Bonne réussite! Vous avez tous des poignards et pas de pistolets, c'est
vous dire assez la consigne: _Lestement et pas de bruit_.»

»J'avais recommandé à mon frère de nager toujours contre le fil du
courant, parce que j'avais eu la précaution de me mouiller dans les eaux
du trois-mâts. Mon frère, pour plus de prévoyance, avait eu aussi l'idée
de prendre avec lui un panier rempli de bouchons, qu'il devait jeter à
la mer pour me prévenir aussitôt qu'il serait arrivé sur l'arrière du
navire anglais.

»Il y avait à peine un quart d'heure que notre canot nous avait quittés,
que le courant, qui passait le long de notre bord, nous apporta des
bouchons flottans. C'est cela, me dis-je; L'amarre frappée à bord,
et dont mon frère avait pris le bout, ne tarda pas à frémir. Nous
l'entendîmes avec joie frapper la mer sur laquelle une légère pression
l'éleva par trois fois.
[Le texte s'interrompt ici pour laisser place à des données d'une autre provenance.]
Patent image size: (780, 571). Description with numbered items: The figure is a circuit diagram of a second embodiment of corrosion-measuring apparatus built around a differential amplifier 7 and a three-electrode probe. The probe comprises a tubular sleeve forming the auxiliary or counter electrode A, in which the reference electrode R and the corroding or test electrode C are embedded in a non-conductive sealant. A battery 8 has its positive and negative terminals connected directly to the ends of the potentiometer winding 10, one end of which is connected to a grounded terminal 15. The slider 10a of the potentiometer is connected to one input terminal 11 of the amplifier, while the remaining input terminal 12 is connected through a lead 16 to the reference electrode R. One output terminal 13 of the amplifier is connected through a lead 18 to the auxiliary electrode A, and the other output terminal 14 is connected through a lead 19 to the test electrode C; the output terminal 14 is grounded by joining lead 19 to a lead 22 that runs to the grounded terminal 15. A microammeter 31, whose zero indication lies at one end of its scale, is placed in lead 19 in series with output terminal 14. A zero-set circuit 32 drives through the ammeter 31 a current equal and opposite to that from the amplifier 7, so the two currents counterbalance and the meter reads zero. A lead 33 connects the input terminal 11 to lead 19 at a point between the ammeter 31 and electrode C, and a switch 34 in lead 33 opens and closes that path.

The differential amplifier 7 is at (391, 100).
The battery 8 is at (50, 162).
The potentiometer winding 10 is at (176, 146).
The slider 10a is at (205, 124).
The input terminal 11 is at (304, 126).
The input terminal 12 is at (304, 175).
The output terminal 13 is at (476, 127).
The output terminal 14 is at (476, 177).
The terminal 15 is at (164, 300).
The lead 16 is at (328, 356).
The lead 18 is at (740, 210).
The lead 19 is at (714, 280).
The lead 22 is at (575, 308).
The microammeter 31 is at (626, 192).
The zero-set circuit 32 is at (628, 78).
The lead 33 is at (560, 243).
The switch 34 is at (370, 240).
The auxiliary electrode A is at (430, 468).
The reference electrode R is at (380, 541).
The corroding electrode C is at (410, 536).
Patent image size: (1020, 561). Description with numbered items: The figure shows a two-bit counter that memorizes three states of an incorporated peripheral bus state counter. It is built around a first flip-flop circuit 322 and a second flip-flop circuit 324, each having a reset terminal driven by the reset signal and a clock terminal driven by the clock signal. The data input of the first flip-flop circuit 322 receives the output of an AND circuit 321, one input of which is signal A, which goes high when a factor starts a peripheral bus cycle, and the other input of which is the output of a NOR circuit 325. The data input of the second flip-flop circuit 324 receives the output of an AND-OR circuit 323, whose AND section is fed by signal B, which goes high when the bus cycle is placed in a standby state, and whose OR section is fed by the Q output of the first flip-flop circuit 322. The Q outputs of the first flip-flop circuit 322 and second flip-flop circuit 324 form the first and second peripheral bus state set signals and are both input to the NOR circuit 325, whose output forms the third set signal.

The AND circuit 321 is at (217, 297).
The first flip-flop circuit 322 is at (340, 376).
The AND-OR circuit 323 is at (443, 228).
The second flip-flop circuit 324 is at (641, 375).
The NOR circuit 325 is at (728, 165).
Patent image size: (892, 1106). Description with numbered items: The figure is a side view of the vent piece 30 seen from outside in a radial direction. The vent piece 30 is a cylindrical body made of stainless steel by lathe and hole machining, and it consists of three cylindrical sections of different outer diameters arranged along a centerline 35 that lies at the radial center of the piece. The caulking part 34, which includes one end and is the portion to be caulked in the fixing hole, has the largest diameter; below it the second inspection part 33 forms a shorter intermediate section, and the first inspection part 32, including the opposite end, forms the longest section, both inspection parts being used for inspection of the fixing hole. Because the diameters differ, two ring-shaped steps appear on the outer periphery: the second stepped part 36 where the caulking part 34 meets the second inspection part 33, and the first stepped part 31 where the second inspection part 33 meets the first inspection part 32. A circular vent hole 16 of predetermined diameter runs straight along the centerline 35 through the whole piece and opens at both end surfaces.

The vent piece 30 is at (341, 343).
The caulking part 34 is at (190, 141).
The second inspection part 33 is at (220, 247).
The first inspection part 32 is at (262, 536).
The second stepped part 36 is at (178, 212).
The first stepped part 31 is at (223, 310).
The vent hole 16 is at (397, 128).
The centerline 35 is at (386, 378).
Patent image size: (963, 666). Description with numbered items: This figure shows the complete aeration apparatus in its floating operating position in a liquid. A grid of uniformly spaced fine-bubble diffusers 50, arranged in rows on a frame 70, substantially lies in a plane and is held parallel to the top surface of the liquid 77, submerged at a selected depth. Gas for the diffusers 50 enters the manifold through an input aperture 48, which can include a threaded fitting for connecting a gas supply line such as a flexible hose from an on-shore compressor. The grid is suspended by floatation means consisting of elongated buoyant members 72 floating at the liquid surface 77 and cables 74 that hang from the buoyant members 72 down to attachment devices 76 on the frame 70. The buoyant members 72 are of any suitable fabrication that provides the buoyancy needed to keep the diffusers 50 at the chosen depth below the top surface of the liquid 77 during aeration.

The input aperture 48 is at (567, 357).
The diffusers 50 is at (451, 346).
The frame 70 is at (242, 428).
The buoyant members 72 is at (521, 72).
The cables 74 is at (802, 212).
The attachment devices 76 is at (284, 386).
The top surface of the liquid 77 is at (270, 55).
Aussitôt, j'ordonne de lever l'ancre à jet, sur
laquelle j'étais mouillé, et je fais haller mon corsaire sur l'amarre,
que je savais bien être fixée à bord du trois-mâts. En quelques minutes
je fus le long du navire; mes gens sautèrent à bord sans obstacle. Je ne
trouvai sur son pont que ceux de mes hommes que j'avais envoyés dans mon
canot pour le coup de main. Mon frère me raconta qu'étant arrivé sans
être vu ni entendu, sur l'arrière du bâtiment, il était parvenu à
grimper avec trois des siens par les ferrures du gouvernail et par le
couronnment, jusque sur le gaillard d'arrière. Deux Anglais veillaient
seuls sur le pont: se jeter sur eux, les précipiter dans la calle,
fermer le capot de la chambre où dormaient le capitaine et les
officiers, et le logement de l'équipage où étaient les autres hommes, ne
fut que l'affaire d'un instant. Maître du trois-mâts, je fis passer mes
quatre-vingts meilleurs matelots sur la prise. J'ordonnai à mon second
de filer avec le corsaire, et de me laisser à bord de ma capture. Nous
attendîmes ainsi le jour.

»Ce jour désiré vint enfin, et il dissipa la brume qui toute la nuit
avait caché ma manoeuvre. Le petit brick de guerre sur lequel le
trois-mâts avait gardé une amarre, nous cria d'appareiller, croyant
toujours avoir affaire au capitaine qu'il escortait. Je fis, en effet,
virer sur mon câble, pour exécuter l'ordre; mais en appareillant, j'eus
soin d'aborder, comme par maladresse, le brick qui mettait aussi sous
voiles. A peine le capitaine du brick eût-il commencé à jurer contre ma
mauvaise manoeuvre, que tous mes forbans, couchés à plat-ventre à
l'abri des pavois, sautèrent à bord de l'ennemi. Une grêle de coups de
poignards et de pistolets fit l'affaire. Les Anglais surpris ne purent
se défendre qu'à coups de poing, contre mes corsaires, disposés à
l'attaque et armés de pied en cap. Deux jours après cette escobarderie
de flibustier, j'étais mouillé à Perros, avec mes deux prises; mais mon
maladroit de second, qui n'avait qu'à courir avec un bon marcheur sous
les pieds, pour gagner la terre, s'était fait prendre par une corvette.»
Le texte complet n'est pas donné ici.